Infirmation partielle 27 mars 2025
Commentaire • 0
Sur la décision
| Référence : | CA Toulouse, 4e ch. sect. 2, 27 mars 2025, n° 23/02811 |
|---|---|
| Juridiction : | Cour d'appel de Toulouse |
| Numéro(s) : | 23/02811 |
| Importance : | Inédit |
| Décision précédente : | Conseil de prud'hommes, 29 juin 2023, N° 21/01319 |
| Dispositif : | Autre |
| Date de dernière mise à jour : | 28 avril 2025 |
| Lire la décision sur le site de la juridiction |
Texte intégral
27/03/2025
ARRÊT N°25/133
N° RG 23/02811
N° Portalis DBVI-V-B7H-PT2Y
CB/ND
Décision déférée du 29 Juin 2023
Conseil de Prud’hommes
Formation paritaire de [Localité 6]
(21/01319)
J. RASSAT
SECTION INDUSTRIE
S.A.R.L. LE FOURNIL BELLEFONTAINE
C/
[Y] [M]
CONFIRMATION PARTIELLE
Grosse délivrée
le
à
— Me PIQUEMAL
— Me GUTIERREZ
REPUBLIQUE FRANCAISE
AU NOM DU PEUPLE FRANCAIS
***
COUR D’APPEL DE TOULOUSE
4eme Chambre Section 2
***
ARRÊT DU VINGT SEPT MARS DEUX MILLE VINGT CINQ
***
APPELANTE
S.A.R.L. LE FOURNIL BELLEFONTAINE prise en la personne de son représentant légal domicilié en cette qualité audit siège
[Adresse 5]
[Localité 2]
Représentée par Me Olivier PIQUEMAL de la SCP PIQUEMAL & ASSOCIES, avocat au barreau de TOULOUSE
INTIMÉ
Monsieur [Y] [M]
[Adresse 4]
[Adresse 1]
[Localité 3]
Représenté par Me Déborah GUTIERREZ, avocat au barreau de TOULOUSE
COMPOSITION DE LA COUR
En application des dispositions des articles 786 et 907 du Code de procédure civile, l’affaire a été débattue le 06 Février 2025, en audience publique, les avocats ne s’y étant pas opposés, devant , C. BRISSET, présidente, chargée du rapport et AF. RIBEYRON, conseillère. Ces magistrates ont rendu compte des plaidoiries dans le délibéré de la Cour, composée de :
C. BRISSET, présidente
F. CROISILLE-CABROL, conseillère
AF. RIBEYRON, conseillère
Greffière, lors des débats : M. TACHON
ARRET :
— CONTRADICTOIRE
— prononcé publiquement par mise à disposition au greffe après avis aux parties
— signé par C. BRISSET, présidente, et par M. TACHON, greffière de chambre
EXPOSÉ DU LITIGE
M. [M] [Y] a été embauché selon contrat de travail à durée déterminée à compter du 17 février 2016 jusqu’au 16 avril 2016 en qualité de boulanger par la Sarl Le fournil bellefontaine. Le 14 avril 2016, par un avenant au contrat de M. [M], la relation s’est poursuivie à durée indéterminée.
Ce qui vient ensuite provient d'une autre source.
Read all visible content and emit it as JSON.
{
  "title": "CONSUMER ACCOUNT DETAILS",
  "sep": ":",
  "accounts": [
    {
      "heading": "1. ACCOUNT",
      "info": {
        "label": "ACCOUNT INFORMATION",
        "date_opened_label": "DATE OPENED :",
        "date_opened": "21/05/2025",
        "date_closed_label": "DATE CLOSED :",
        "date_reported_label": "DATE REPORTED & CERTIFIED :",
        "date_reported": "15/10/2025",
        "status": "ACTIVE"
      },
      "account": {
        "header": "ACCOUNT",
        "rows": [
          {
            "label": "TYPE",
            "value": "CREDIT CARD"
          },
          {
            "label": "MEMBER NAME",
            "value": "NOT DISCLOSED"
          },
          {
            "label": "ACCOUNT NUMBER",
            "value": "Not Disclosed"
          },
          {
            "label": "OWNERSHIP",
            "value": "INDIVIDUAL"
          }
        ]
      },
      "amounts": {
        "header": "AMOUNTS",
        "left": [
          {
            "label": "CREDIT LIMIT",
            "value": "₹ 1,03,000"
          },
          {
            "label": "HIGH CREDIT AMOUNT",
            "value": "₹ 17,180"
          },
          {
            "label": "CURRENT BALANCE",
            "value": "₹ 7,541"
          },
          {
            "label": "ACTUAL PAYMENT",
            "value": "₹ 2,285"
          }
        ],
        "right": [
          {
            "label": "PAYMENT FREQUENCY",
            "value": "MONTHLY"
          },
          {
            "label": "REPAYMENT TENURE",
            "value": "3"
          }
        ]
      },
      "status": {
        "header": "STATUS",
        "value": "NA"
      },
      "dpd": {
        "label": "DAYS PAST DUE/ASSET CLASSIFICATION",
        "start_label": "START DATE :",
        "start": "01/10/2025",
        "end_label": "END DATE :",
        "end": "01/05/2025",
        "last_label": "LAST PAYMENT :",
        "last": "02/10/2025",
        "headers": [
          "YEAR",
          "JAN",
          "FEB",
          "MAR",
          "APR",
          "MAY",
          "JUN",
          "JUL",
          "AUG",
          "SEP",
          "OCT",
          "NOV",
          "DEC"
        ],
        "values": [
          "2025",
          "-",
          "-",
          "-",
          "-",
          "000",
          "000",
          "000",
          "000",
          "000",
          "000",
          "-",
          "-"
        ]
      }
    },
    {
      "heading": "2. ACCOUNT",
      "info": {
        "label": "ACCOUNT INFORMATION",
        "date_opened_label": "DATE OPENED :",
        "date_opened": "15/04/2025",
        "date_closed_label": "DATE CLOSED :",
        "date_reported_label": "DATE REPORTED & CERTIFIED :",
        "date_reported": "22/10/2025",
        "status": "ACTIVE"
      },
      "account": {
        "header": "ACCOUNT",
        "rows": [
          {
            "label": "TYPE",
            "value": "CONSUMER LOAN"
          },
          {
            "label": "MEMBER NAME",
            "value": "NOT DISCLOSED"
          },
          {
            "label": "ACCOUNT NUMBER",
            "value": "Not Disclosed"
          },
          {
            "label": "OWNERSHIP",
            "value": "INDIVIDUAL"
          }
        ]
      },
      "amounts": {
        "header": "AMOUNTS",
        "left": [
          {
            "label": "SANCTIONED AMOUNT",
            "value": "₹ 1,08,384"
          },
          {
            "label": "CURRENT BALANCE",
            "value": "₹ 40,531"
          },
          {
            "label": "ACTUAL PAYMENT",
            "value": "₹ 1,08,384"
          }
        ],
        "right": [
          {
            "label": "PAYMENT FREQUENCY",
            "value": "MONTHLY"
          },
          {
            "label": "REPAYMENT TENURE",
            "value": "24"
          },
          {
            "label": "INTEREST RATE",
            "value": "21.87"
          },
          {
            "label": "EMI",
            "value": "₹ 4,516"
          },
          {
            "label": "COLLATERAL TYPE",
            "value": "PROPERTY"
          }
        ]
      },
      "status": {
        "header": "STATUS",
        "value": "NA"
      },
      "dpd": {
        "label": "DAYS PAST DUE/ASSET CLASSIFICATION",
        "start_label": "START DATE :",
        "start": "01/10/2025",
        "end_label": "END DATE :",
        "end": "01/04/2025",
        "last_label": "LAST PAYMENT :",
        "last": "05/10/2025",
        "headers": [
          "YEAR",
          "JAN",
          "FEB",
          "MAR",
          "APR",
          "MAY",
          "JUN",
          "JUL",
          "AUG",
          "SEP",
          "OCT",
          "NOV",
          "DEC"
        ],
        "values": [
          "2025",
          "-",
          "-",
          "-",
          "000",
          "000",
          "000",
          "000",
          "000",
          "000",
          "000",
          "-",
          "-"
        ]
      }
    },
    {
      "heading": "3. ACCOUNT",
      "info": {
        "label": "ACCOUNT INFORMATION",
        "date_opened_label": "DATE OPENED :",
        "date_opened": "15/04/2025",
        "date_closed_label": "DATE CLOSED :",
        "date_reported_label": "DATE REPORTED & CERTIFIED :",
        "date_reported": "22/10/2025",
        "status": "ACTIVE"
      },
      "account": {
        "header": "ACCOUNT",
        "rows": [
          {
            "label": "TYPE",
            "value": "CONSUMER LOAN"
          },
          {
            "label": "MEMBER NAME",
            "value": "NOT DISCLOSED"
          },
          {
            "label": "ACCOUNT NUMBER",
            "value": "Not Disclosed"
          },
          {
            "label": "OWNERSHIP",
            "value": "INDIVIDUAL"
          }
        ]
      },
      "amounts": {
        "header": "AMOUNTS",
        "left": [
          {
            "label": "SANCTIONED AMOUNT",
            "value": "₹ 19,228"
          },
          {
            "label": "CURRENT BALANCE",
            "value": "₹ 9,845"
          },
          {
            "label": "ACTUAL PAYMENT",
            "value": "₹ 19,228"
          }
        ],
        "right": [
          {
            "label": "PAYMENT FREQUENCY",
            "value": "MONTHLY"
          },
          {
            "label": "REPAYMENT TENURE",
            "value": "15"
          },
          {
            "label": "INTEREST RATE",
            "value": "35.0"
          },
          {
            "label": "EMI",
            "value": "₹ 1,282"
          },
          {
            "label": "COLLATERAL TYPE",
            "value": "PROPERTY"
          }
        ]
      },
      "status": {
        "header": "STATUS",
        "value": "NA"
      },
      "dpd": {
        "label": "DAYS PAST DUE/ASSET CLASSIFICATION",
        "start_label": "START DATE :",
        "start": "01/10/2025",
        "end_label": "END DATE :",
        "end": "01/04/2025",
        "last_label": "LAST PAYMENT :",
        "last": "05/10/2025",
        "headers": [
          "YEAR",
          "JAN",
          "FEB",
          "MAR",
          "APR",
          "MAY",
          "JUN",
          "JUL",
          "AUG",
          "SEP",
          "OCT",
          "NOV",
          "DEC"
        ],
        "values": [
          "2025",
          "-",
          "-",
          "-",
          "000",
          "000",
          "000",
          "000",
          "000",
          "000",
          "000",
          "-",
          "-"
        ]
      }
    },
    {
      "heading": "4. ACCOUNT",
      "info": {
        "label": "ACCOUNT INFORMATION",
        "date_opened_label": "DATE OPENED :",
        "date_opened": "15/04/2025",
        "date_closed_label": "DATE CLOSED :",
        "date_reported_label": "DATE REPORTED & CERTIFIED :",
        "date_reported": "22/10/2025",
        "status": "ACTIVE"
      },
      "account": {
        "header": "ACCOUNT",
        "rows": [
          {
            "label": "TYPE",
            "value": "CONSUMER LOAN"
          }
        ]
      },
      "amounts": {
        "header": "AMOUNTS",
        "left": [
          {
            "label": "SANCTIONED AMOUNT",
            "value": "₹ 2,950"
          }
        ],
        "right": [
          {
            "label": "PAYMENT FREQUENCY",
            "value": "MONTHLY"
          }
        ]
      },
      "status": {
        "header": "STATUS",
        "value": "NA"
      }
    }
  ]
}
La convention collective applicable est celle de la boulangerie pâtisserie. La société emploie au moins 11 salariés.
Le 8 mars 2021, M. [M] a saisi le conseil de prud’hommes de Toulouse en référé aux fins d’obtenir la remise d’attestations de salaires pour les transmettre à la CPAM suite à des arrêts de travail. À cette même date, son employeur a reçu un courrier de l’inspection du travail mentionnant cette même réclamation.
La société a indiqué que la situation de son salarié était régularisée.
Par ordonnance de référé en date du 4 juin 2021, la formation des référés a rejeté les demandes de M. [M].
Le 22 juin 2021, la médecine du travail a déclaré M. [M] inapte à son poste renseignant la rubrique, l’état de santé du salarié fait obstacle à tout reclassement dans un emploi.
Par courrier en date du 25 juin 2021 la société a convoqué M. [M] à un entretien préalable fixé le 8 juillet 2021. Le 1er juillet 2021, M. [M] a informé par courrier son employeur de son absence.
Le 19 juillet 2021, M. [M] a été licencié pour inaptitude.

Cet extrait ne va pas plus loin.